Author Lisa Cron shares seven specific questions that can help the reader to vicariously experience the story better and keep them reading to the end.
- Here's something interesting, we're not wired to think in the abstract, we think in specific images. Concepts, generics, generalizations, can't engage us emotionally. can't engage us emotionally. If we can't visualize it, we can't feel it. If we can't visualize it, we can't feel it. For something to really penetrate it needs to be put in a context that allows us to vicariously experience it. It's the difference between talking about life on the Mississippi, or seeing it through the eyes of Huck Finn.
It may sound counter-intuitive, but a universal theme or emotion is only accessible through a very specific story that focuses on how it specifically affects one person. For instance, when you think of love, you don't envision a concept, you envision images that for you evoke the concept of love, which is why as I'm overly fond of saying, the story is in the specifics. Yet writers often write in vague generalities without even knowing they're doing it.
Take a simple sentence like, Jake had a hard day at work. It's a fine sentence except we have no idea what Jake considers a hard day or what actually happened. So we have no idea what might happen as a result. For instance, he could've goofed all day and been caught, that would sure be a bad day, or he could have worked insanely hard only to have his rival take the credit for it. That would be a bad day, too. Both paint a very different picture with very different outcomes.
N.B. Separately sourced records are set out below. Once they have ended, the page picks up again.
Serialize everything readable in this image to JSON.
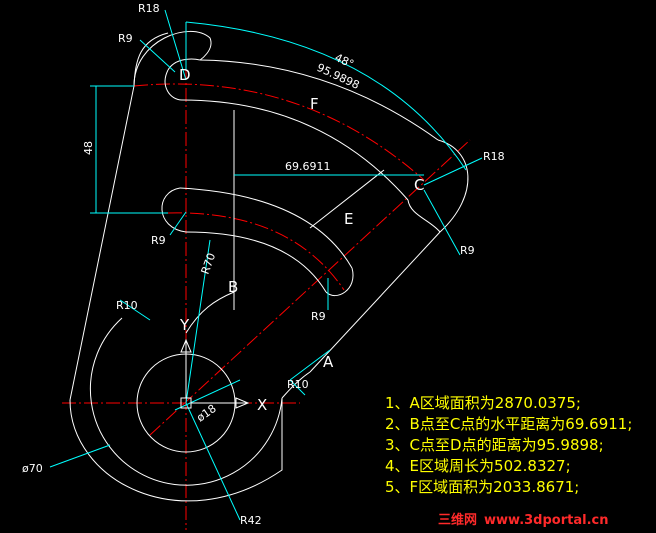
{
  "colors": {
    "background": "#000000",
    "outline": "#ffffff",
    "centerline": "#ff0000",
    "dimension": "#00ffff",
    "note": "#ffff00",
    "watermark": "#ff2a2a"
  },
  "radius_labels": {
    "r18_top": "R18",
    "r9_top": "R9",
    "r18_right": "R18",
    "r9_right": "R9",
    "r9_left": "R9",
    "r9_mid": "R9",
    "r10_left": "R10",
    "r10_right": "R10",
    "r70": "R70",
    "r42": "R42"
  },
  "dimensions": {
    "angle": "48°",
    "arc_length": "95.9898",
    "vertical": "48",
    "horizontal": "69.6911",
    "dia_small": "ø18",
    "dia_large": "ø70"
  },
  "point_labels": {
    "d": "D",
    "c": "C",
    "b": "B",
    "a": "A",
    "e": "E",
    "f": "F"
  },
  "axes": {
    "x": "X",
    "y": "Y"
  },
  "notes": [
    "1、A区域面积为2870.0375;",
    "2、B点至C点的水平距离为69.6911;",
    "3、C点至D点的距离为95.9898;",
    "4、E区域周长为502.8327;",
    "5、F区域面积为2033.8671;"
  ],
  "watermark": {
    "brand": "三维网",
    "url": "www.3dportal.cn"
  }
}
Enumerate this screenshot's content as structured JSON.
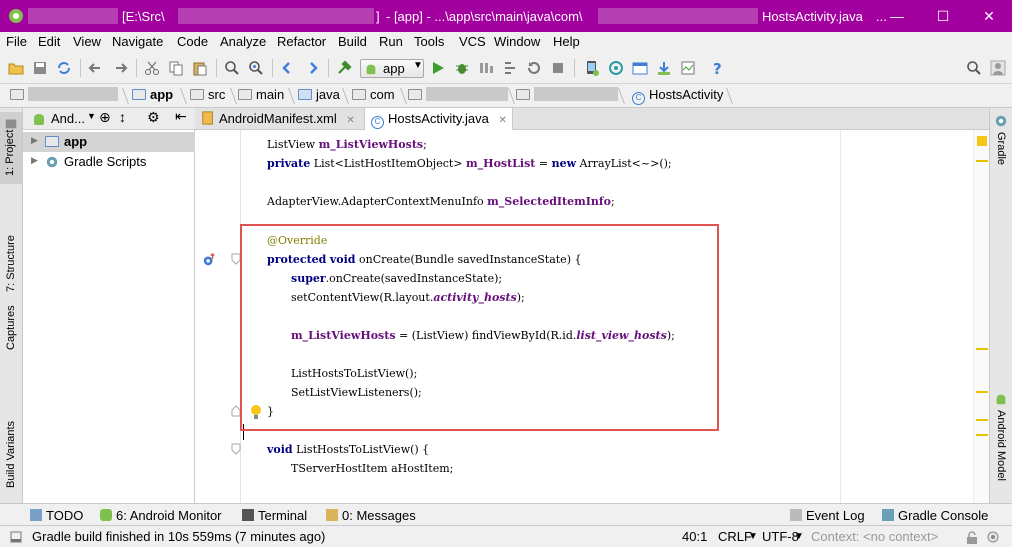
{
  "title": {
    "path_open": "[E:\\Src\\",
    "path_close": "]",
    "module": "- [app] - ...\\app\\src\\main\\java\\com\\",
    "file": "HostsActivity.java",
    "more": "..."
  },
  "menu": [
    "File",
    "Edit",
    "View",
    "Navigate",
    "Code",
    "Analyze",
    "Refactor",
    "Build",
    "Run",
    "Tools",
    "VCS",
    "Window",
    "Help"
  ],
  "toolbar": {
    "run_config": "app"
  },
  "nav": {
    "app": "app",
    "src": "src",
    "main": "main",
    "java": "java",
    "com": "com",
    "class": "HostsActivity"
  },
  "project_panel": {
    "view_selector": "And...",
    "items": [
      "app",
      "Gradle Scripts"
    ]
  },
  "tabs": [
    "AndroidManifest.xml",
    "HostsActivity.java"
  ],
  "code": [
    [
      "ListView ",
      "m_ListViewHosts",
      ";"
    ],
    [
      "private",
      " List<ListHostItemObject> ",
      "m_HostList",
      " = ",
      "new",
      " ArrayList<~>();"
    ],
    [
      "AdapterView.AdapterContextMenuInfo ",
      "m_SelectedItemInfo",
      ";"
    ],
    [
      "@Override"
    ],
    [
      "protected",
      " ",
      "void",
      " onCreate(Bundle savedInstanceState) {"
    ],
    [
      "super",
      ".onCreate(savedInstanceState);"
    ],
    [
      "setContentView(R.layout.",
      "activity_hosts",
      ");"
    ],
    [
      "m_ListViewHosts",
      " = (ListView) findViewById(R.id.",
      "list_view_hosts",
      ");"
    ],
    [
      "ListHostsToListView();"
    ],
    [
      "SetListViewListeners();"
    ],
    [
      "}"
    ],
    [
      "void",
      " ListHostsToListView() {"
    ],
    [
      "TServerHostItem aHostItem;"
    ]
  ],
  "side_left": [
    "1: Project",
    "7: Structure",
    "Captures",
    "Build Variants"
  ],
  "side_right": [
    "Gradle",
    "Android Model"
  ],
  "bottom_tabs": [
    "TODO",
    "6: Android Monitor",
    "Terminal",
    "0: Messages",
    "Event Log",
    "Gradle Console"
  ],
  "status": {
    "message": "Gradle build finished in 10s 559ms (7 minutes ago)",
    "position": "40:1",
    "line_sep": "CRLF",
    "encoding": "UTF-8",
    "context": "Context: <no context>"
  },
  "colors": {
    "title_bar": "#a2009f",
    "highlight_box": "#e0534f",
    "keyword": "#000080",
    "field": "#660e7a",
    "annotation": "#808000"
  }
}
Be specific, use the Eyes Wide Shut test. If you shut your eyes, can you see it? If not, then neither can the reader. With that in mind, let's look at the six places where the specific has a tendency to go missing. First, the specific reason a character does something. Remember, we don't care what a character does per se, what we care about is why they do it. Because often the reason someone does something is the opposite of what it seems like on the surface, and that of course is the interesting part.
Second, the specific thing a metaphor is meant to illuminate. Readers must know exactly what the metaphor refers to in the story itself, or else we're left with a feeling that the writer is saying something really, really important, but we don't know what it is. Third, the specific memory an event evokes in the protagonist. Often writers will say something like: It reminded her of what her mother said when her sister was born, and that gave her the strength to carry on. Without telling us what exactly her mother said, it's like saying, I'm going to make a point, but I'm not going to tell you what it is, tell us.
Fourth, the specific reaction a character has to a significant event. Writers often go vague here because they assume that the reader will know exactly how the character feels, so why waste time telling us about it. The answer is, because if the character doesn't react, we won't supply the emotion they're feeling, we'll simply assume that they aren't feeling anything at all. Fifth, the specific possibilities that run through a character's mind as she tries to figure something out. Even if the character will end by saying, I don't know what the answer is, hearing what she thought it might be, gives us insight into who she is, how she sees the world, and often very helpful snippets of backstory, it's an opportunity you do not want to miss.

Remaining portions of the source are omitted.